Située sur les rives de la Ljubljanica, la Cukrarna est un bâtiment au passé riche. Inaugurée en 1828, elle fut la première véritable usine de la région et s’est rapidement développée pour devenir la plus grande raffinerie de sucre de tout l’empire austro-hongrois au milieu du XIXe siècle. Cependant, un incendie dévastateur en 1858 stoppa net sa production, marquant un tournant dans son histoire.
Après l’incendie, le site a connu plusieurs vies : d’abord une maison de soldats, puis un immeuble résidentiel. Ce n’est qu’en 2008 que la ville de Ljubljana a acquis la propriété, entreprenant une rénovation profonde pour métamorphoser l’édifice en une galerie d’art moderne.

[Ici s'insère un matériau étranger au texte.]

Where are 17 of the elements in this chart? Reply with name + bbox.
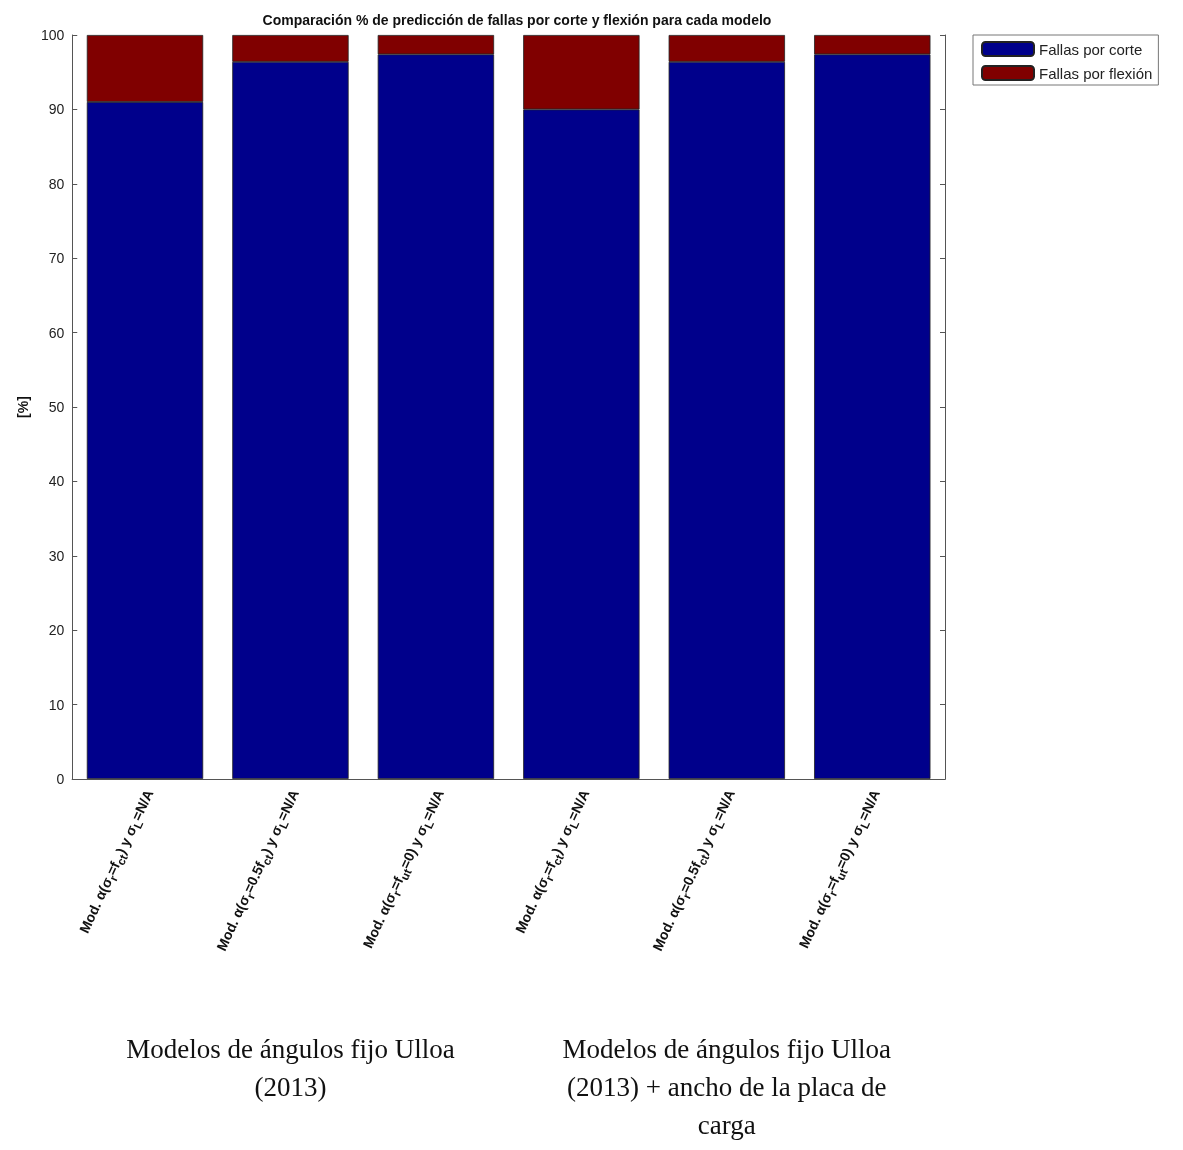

Selon Blaž Peršin, directeur de la Cukrarna, le lieu est aujourd’hui un espace où l’art contemporain dialogue avec le passé industriel du bâtiment. « Les pratiques artistiques modernes présentées ici relient également l’histoire de cette sucrerie et enrichissent d’une certaine manière la vision de l’époque actuelle, de la manière dont nous créons l’art, de la manière dont nous le produisons et des expositions qui y sont proposées », explique-t-il.

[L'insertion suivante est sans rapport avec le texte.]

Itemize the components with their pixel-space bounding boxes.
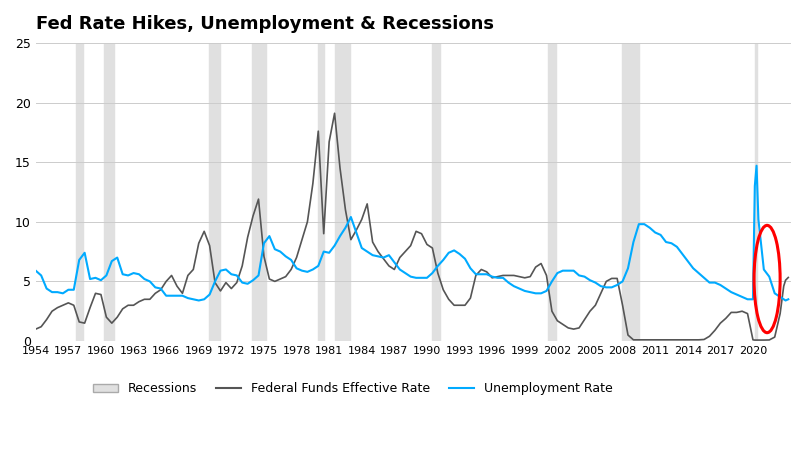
- Bar: [621, 43, 639, 341]
- Unemployment Rate: [520, 288, 530, 294]
- Bar: [548, 43, 556, 341]
- Federal Funds Effective Rate: [783, 274, 793, 280]
- Federal Funds Effective Rate: [716, 320, 725, 326]
- Federal Funds Effective Rate: [520, 275, 530, 281]
- Unemployment Rate: [752, 163, 762, 169]
- Unemployment Rate: [405, 274, 415, 280]
- Unemployment Rate: [270, 247, 280, 252]
- Bar: [104, 43, 114, 341]
- Bar: [334, 43, 350, 341]
- Legend: Recessions, Federal Funds Effective Rate, Unemployment Rate: Recessions, Federal Funds Effective Rate…: [88, 377, 617, 400]
- Federal Funds Effective Rate: [31, 326, 40, 332]
- Unemployment Rate: [31, 268, 40, 274]
- Unemployment Rate: [783, 296, 793, 302]
- Unemployment Rate: [438, 257, 448, 263]
- Bar: [432, 43, 439, 341]
- Federal Funds Effective Rate: [264, 276, 274, 282]
- Federal Funds Effective Rate: [405, 243, 415, 248]
- Line: Federal Funds Effective Rate: Federal Funds Effective Rate: [35, 113, 788, 340]
- Bar: [252, 43, 266, 341]
- Federal Funds Effective Rate: [438, 287, 448, 293]
- Bar: [754, 43, 757, 341]
- Federal Funds Effective Rate: [536, 260, 546, 266]
- Federal Funds Effective Rate: [750, 337, 759, 343]
- Bar: [76, 43, 83, 341]
- Unemployment Rate: [194, 298, 204, 303]
- Bar: [318, 43, 324, 341]
- Unemployment Rate: [716, 282, 725, 288]
- Unemployment Rate: [536, 290, 546, 296]
- Line: Unemployment Rate: Unemployment Rate: [35, 166, 788, 301]
- Bar: [209, 43, 219, 341]
- Federal Funds Effective Rate: [330, 110, 339, 116]
- Text: Fed Rate Hikes, Unemployment & Recessions: Fed Rate Hikes, Unemployment & Recession…: [35, 15, 494, 33]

Jusqu’à la fin du mois d’octobre, Dorit Margreiter-Choy y présentait ses œuvres explorant les formes et l’architecture, des créations qui racontent « des histoires de lieux et de paysages en transition, dans lesquels les humains sont les architectes de ces changements », selon les mots de Peršin.
L’agenda artistique de la Cukrarna reste chargé. « Fin novembre, nous ouvrirons la prochaine grande exposition. Elle concerne le duo d’artistes Marina Abramović et Ulay. Nous montrons leurs œuvres communes, qui ont essentiellement façonné l’art de la performance contemporaine dans le monde entier », annonce Blaž Peršin.
Dans le sous-sol du centre d’art, Marko Batista expose quant à lui, jusqu’au 2 novembre, un extrait de son travail. Artiste des nouveaux médias, il se spécialise depuis trente ans dans le son et l’image, développant ses propres outils pour créer des « microrobots » – des systèmes réactifs permettant d’explorer la perception sonore.